All pure R!  No Java, no configuration.  Indeed, it’s worthwhile comparing to the word count example in sparkr, the R interface to Spark.  There we see calls to sparkr functions such as flatMap(), reduceByKey() and collect().  Well, guess what!  The reduceByKey() function is pretty much the same as R’s tried and true apply().  The collect() function is more or less our Snowdoop library function addlists().  So, again, there is no need to resort to Spark, Hadoop, Java and so on.
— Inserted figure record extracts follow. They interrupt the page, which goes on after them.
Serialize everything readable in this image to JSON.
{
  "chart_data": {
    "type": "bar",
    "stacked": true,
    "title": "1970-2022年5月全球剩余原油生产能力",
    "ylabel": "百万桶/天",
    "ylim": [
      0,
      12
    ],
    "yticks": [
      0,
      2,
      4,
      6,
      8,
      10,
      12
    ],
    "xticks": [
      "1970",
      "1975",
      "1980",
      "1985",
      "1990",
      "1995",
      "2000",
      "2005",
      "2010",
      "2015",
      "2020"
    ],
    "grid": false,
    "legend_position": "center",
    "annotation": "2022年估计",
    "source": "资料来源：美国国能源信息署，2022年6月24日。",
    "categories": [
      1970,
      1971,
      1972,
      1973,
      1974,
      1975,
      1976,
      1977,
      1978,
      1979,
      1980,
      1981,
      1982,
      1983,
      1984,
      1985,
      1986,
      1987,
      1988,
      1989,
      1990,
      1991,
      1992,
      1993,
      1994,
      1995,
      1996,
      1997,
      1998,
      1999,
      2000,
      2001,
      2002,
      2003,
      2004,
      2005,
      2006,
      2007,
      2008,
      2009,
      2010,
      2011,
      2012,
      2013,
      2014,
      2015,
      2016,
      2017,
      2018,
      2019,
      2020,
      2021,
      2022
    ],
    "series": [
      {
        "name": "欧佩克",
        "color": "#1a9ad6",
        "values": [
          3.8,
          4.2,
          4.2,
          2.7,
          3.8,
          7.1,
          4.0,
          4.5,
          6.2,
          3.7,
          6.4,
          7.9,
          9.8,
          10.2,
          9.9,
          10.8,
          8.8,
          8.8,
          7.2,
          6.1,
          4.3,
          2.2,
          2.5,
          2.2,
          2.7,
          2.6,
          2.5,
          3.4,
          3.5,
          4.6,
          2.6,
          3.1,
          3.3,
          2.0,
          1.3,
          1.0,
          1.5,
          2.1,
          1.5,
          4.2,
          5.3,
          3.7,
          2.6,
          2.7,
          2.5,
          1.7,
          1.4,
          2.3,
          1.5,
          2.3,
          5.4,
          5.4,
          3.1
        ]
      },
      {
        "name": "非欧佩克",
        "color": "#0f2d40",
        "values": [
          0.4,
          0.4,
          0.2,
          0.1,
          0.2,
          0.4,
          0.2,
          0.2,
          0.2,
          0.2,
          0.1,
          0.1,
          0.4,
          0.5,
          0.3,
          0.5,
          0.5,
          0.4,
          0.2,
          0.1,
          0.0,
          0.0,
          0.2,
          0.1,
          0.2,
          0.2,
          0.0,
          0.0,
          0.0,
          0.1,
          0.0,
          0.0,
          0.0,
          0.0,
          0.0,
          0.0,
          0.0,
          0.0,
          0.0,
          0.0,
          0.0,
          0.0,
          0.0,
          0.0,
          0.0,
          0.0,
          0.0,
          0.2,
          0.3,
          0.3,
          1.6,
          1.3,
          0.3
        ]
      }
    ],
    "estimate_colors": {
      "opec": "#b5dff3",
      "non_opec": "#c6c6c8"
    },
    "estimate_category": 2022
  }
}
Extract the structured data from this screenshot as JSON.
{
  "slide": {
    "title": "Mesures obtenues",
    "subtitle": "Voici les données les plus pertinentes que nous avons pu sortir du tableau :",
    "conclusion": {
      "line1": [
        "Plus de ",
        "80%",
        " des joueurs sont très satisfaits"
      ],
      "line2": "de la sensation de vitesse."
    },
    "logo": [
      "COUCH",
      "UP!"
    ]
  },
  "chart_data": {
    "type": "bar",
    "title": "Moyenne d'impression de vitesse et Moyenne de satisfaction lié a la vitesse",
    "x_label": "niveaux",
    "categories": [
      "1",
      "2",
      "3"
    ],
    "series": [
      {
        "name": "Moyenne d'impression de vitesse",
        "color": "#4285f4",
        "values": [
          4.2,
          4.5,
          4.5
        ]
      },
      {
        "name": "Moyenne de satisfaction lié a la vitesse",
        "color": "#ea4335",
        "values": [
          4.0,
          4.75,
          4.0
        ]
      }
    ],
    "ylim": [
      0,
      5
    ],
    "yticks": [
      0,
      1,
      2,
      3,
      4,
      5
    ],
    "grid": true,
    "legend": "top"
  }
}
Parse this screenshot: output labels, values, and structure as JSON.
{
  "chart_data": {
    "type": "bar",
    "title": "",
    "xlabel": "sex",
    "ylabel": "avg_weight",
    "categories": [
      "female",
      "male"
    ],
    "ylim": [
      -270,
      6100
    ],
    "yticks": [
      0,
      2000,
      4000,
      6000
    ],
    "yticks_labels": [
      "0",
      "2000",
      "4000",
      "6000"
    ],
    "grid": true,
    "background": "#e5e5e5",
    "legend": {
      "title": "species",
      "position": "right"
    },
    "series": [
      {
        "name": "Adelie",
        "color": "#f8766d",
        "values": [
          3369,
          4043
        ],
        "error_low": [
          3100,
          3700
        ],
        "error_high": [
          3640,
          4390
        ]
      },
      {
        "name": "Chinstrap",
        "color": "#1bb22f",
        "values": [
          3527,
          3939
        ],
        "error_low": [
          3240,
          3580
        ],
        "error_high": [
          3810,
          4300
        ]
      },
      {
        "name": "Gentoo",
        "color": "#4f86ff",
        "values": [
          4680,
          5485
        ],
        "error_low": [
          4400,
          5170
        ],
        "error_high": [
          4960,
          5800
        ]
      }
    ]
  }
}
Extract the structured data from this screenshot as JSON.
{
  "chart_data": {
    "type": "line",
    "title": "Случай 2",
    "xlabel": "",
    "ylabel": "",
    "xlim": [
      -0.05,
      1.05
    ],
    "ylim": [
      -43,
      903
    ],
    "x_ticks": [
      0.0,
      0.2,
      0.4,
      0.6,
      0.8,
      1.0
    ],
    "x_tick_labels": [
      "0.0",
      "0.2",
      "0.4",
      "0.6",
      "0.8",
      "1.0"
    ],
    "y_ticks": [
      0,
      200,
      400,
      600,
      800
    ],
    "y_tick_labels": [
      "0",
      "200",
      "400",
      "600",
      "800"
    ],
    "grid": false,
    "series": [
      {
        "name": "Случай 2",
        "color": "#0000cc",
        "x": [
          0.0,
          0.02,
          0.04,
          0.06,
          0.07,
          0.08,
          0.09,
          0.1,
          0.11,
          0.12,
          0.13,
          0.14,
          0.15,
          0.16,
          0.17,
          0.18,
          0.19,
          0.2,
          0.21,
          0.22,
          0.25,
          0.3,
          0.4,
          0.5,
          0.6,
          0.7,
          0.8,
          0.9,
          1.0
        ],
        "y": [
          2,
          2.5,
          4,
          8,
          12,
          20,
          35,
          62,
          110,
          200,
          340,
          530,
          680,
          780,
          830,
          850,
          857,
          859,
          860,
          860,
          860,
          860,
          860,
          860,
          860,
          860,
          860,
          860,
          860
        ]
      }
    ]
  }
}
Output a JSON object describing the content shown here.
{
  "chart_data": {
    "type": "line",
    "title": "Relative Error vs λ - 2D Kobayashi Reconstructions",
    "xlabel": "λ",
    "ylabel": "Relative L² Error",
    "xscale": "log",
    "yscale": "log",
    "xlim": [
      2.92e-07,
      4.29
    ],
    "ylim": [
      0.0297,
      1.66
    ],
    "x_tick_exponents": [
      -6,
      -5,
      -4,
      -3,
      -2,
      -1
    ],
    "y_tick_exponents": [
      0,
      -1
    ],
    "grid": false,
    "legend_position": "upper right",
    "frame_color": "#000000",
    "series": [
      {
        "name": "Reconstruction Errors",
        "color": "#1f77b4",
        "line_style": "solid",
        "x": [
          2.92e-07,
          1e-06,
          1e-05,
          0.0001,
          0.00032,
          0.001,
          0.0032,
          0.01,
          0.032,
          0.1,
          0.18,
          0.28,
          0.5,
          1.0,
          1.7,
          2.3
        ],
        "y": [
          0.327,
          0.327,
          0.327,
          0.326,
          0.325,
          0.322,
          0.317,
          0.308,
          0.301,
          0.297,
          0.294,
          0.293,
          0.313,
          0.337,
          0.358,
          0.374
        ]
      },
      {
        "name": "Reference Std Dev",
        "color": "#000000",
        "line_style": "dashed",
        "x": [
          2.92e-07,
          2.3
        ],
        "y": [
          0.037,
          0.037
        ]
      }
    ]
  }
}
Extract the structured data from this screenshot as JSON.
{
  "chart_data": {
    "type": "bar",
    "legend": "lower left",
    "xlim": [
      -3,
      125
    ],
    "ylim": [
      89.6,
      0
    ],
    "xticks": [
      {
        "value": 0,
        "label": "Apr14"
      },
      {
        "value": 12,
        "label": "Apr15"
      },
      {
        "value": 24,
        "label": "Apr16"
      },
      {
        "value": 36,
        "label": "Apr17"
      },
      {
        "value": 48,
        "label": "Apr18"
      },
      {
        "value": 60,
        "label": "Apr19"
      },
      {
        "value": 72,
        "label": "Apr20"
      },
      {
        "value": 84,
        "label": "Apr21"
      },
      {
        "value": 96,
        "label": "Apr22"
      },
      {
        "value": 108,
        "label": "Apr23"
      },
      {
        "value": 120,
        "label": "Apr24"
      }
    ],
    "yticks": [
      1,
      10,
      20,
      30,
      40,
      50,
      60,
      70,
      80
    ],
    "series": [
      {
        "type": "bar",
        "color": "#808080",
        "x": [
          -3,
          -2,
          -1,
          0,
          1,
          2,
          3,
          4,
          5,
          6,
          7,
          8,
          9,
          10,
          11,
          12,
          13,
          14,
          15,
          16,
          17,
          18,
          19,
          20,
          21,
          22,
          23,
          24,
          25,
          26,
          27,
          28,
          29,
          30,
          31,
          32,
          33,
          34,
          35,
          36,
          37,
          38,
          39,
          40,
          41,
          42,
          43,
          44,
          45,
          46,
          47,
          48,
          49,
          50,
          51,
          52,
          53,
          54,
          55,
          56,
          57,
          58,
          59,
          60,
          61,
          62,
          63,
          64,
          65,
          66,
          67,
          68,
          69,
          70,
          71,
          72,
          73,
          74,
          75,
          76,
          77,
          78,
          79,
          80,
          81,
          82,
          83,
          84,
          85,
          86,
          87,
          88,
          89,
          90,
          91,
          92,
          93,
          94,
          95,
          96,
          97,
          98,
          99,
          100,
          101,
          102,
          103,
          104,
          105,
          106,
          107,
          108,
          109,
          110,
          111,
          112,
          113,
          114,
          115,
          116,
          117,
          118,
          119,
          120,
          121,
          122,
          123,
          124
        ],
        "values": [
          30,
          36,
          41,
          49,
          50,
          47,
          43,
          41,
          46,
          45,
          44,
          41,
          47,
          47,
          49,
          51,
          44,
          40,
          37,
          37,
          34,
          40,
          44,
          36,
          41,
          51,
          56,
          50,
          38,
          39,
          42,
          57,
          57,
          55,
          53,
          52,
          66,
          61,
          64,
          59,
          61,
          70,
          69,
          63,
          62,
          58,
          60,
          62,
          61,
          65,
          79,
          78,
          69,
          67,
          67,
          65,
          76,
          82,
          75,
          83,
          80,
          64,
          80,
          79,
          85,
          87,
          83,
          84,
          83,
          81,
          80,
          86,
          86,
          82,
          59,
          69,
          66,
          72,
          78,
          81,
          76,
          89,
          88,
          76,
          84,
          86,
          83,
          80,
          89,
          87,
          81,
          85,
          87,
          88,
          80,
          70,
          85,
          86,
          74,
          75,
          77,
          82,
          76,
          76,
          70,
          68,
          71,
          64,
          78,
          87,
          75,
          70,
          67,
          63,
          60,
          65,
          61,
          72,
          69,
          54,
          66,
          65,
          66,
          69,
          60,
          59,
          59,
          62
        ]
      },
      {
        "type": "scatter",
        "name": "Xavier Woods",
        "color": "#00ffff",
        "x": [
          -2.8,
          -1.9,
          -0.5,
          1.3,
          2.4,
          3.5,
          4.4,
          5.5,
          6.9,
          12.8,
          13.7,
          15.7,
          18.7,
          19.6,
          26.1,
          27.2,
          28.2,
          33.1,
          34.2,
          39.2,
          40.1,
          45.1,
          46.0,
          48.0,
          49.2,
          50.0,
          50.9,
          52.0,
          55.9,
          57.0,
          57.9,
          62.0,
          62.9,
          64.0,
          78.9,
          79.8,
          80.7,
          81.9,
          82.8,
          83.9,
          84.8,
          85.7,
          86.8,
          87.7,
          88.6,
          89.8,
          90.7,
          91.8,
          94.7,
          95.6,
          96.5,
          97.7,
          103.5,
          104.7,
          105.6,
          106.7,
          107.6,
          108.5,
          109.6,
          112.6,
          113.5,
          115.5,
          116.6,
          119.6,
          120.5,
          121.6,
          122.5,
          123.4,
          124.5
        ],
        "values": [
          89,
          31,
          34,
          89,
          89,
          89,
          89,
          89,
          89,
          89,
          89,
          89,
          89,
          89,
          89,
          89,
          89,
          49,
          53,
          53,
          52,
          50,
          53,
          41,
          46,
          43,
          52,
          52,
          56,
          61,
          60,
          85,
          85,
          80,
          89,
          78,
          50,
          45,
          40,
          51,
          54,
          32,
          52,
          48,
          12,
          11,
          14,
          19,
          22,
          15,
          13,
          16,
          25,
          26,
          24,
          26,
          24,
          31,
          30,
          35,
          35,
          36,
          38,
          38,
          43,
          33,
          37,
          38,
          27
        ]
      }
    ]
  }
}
And as noted last time, in Snowdoop, we can easily keep objects persistent in memory between cluster calls, like Spark but unlike Hadoop.  Consider k-means clustering, for instance.  Each node would keep its data chunk in memory across the iterations (say using R’s <<- operator upon read-in).  The distance computation at each iteration could be used with CRAN’s pdist library, finding distances from the node’s chunk to the current set of centroids.

Again, while the support routines, e.g. addlists() etc. above, plus a few not shown here, could be collected into a package for convenience, Snowdoop is more a method than a formal package.

So, is there a price to be paid for all this convenience and simplicity?  As noted last time, Snowdoop doesn’t have the fault tolerance redundancy of Hadoop/Spark.  Conceivably there may be a performance penalty in applications in which the Hadoop distributed shuffle-sort is key to the algorithm.  Also, I’m not sure anyone has ever tried R’s parallel library with a cluster of hundreds of nodes or more.

But the convenience factor makes Snowdoop highly attractive.  For example, try plugging “rJava install” into Google, and you’ll see that many people have trouble with this package, which is needed for sparkr (especially if the user doesn’t have root privileges on his machine).